I reluctantly pulled away and only then noticed a flicker of blue pass dreamily in the sunlight. It was a spring azure, a delicate butterfly that spans no more than about an inch. It flittered on some grasses and then lifted off and hovered about a lilac blossom. It seemed tentative. The flittering blue seemed to caress the full lilac as it undecidedly hovered. Was the insect seeing, or perhaps smelling, this blue as a voluptuous potential female azure?

I like the word azure. Few people have eyes so blue as my wife Nancy’s eyes. In fact they are worthy of the title “azure.” Such a title bears a dignity that is a more royal title.

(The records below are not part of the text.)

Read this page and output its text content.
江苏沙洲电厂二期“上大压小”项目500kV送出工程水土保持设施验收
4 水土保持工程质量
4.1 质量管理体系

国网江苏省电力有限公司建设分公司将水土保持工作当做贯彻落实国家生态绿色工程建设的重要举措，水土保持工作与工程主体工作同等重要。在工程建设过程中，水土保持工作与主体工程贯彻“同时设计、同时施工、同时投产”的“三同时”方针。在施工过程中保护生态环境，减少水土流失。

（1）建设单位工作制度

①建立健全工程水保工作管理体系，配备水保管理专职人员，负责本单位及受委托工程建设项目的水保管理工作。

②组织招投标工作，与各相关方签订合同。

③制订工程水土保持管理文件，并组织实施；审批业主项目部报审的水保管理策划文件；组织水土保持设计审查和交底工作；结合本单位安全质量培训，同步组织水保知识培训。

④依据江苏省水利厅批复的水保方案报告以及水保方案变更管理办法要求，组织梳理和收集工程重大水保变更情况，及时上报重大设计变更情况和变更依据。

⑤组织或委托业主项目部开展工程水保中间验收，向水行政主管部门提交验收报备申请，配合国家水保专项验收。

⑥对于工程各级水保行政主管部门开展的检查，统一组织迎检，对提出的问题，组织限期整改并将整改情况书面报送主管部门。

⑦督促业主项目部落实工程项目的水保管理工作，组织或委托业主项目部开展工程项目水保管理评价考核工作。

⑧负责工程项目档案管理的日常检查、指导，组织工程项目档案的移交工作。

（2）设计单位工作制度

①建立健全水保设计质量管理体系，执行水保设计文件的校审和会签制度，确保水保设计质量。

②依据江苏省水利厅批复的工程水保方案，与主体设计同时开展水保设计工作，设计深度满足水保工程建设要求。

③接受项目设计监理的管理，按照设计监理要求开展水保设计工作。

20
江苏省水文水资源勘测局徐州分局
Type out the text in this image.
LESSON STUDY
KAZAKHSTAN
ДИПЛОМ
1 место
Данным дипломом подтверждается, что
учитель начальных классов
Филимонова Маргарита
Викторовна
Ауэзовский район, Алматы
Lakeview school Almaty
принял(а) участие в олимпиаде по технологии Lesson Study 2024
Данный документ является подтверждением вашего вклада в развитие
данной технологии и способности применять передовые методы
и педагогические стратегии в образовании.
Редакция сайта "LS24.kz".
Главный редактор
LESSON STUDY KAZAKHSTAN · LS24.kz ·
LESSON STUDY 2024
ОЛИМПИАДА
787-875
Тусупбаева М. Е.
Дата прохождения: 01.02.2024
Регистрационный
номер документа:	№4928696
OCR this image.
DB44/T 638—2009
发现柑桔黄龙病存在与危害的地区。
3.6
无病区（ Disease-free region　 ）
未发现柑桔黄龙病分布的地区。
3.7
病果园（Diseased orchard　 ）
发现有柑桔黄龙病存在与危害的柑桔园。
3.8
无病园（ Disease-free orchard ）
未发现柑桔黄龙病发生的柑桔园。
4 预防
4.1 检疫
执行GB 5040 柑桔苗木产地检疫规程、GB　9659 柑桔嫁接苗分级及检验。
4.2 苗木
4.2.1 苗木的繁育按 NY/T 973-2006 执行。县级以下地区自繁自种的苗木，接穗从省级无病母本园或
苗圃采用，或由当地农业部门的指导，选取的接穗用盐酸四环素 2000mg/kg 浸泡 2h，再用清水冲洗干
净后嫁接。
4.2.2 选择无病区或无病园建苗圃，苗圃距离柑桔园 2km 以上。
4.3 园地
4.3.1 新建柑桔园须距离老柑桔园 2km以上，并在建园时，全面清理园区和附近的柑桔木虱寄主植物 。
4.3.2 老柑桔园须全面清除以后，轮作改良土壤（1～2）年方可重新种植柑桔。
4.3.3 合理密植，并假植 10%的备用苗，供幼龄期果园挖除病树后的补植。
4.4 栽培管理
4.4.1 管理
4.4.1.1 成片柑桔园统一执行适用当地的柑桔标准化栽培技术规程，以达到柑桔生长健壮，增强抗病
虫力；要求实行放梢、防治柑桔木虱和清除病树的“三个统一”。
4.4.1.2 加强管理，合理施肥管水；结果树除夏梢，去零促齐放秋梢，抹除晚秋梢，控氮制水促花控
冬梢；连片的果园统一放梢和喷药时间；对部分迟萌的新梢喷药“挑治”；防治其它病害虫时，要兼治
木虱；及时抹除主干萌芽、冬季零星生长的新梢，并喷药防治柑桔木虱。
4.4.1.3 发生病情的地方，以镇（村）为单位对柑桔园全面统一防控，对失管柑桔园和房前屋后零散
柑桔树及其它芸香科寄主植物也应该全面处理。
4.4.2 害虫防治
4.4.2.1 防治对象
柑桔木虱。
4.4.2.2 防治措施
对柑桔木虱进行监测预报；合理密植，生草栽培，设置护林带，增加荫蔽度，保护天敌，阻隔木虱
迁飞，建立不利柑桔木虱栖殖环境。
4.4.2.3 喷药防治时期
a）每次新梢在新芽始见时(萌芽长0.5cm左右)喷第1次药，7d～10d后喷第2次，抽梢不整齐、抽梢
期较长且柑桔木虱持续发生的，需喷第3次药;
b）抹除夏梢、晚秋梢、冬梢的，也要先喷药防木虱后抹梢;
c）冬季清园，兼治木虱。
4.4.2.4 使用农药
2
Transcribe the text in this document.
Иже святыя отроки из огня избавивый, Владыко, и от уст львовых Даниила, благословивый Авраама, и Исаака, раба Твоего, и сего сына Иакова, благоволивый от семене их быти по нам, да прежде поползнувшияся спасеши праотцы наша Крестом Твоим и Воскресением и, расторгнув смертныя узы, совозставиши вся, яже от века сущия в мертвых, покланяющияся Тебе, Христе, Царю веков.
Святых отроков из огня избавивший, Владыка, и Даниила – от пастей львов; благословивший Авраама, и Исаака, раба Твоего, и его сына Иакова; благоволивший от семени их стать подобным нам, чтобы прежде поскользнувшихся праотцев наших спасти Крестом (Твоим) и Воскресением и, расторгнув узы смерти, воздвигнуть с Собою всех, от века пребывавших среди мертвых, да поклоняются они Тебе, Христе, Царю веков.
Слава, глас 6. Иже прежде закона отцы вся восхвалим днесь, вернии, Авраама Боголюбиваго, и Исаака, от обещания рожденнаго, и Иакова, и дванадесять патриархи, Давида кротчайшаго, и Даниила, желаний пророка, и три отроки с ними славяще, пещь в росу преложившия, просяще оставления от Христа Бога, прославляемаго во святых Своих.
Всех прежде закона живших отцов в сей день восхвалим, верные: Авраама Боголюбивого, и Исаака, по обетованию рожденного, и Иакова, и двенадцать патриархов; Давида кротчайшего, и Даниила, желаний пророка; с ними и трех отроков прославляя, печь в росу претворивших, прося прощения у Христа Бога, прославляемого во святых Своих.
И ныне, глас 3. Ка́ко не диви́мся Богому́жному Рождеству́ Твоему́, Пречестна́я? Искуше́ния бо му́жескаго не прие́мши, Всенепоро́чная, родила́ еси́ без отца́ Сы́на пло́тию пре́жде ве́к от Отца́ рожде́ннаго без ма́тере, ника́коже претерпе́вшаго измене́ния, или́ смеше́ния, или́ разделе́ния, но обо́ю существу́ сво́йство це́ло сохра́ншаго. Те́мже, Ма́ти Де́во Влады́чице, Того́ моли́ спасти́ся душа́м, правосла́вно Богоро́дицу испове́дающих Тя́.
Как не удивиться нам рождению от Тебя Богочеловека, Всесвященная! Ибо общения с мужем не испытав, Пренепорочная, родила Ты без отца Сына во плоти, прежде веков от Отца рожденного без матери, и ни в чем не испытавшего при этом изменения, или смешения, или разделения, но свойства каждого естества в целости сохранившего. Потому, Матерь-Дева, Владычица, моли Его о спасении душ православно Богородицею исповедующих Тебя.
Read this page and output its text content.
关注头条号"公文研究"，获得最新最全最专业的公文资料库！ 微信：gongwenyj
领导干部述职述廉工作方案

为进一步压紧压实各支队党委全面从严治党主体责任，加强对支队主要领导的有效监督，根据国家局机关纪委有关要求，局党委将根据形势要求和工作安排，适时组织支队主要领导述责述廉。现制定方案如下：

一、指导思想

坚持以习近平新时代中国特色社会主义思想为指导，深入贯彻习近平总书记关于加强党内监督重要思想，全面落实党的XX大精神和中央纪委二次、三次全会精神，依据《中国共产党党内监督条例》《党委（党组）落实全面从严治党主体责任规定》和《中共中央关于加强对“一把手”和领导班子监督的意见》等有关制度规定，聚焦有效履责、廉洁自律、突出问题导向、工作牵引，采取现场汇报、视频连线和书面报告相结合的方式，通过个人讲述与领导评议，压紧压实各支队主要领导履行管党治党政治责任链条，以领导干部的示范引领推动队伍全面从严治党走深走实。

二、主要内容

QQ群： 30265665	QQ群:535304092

I suspect that our eyes linger on pigments of blue longer in the spring than in the summer because after a monochromatic winter of black and white, we celebrate a much-needed drink of color. Even Thoreau could not hold back when he pronounced “The bluebird wears (the blue of) April on it’s back.” He also expressed lakes, in their return to a liquid state as “the eye’s of God.” Blue can do that to you.

Taking that a step further I had to pick up my annual purchase of a “Summer Delight” blue (of course) hydrangea at a local nursery. To test my theory of our sudden spring attraction to blue, I lingered and strolled slowly among the geraniums, just below the hanging pots of flowers. From here I could easily case out the cash register to spy on purchased choices.

Mostly I learned that the nursery business is very lucrative in May. Folks resemble the little spring azure butterfly in their dance around the nursery, pausing, alighting and then moving on to the next prize. Though reds were popular, I am going to declare blue having the edge. Surprisingly white petals rank high in popular purchases.

As I pulled into our driveway, an intensely blue bluebird was perched on our mailbox. Not only that but this welcome overdose of blue splashed my sensorial system just as the Bob Dylan CD was kicking out, you guessed it, “Tangled Up In Blue!

I was absolutely in the midst of a blue day and my mood soared on the tail of the departing bluebird.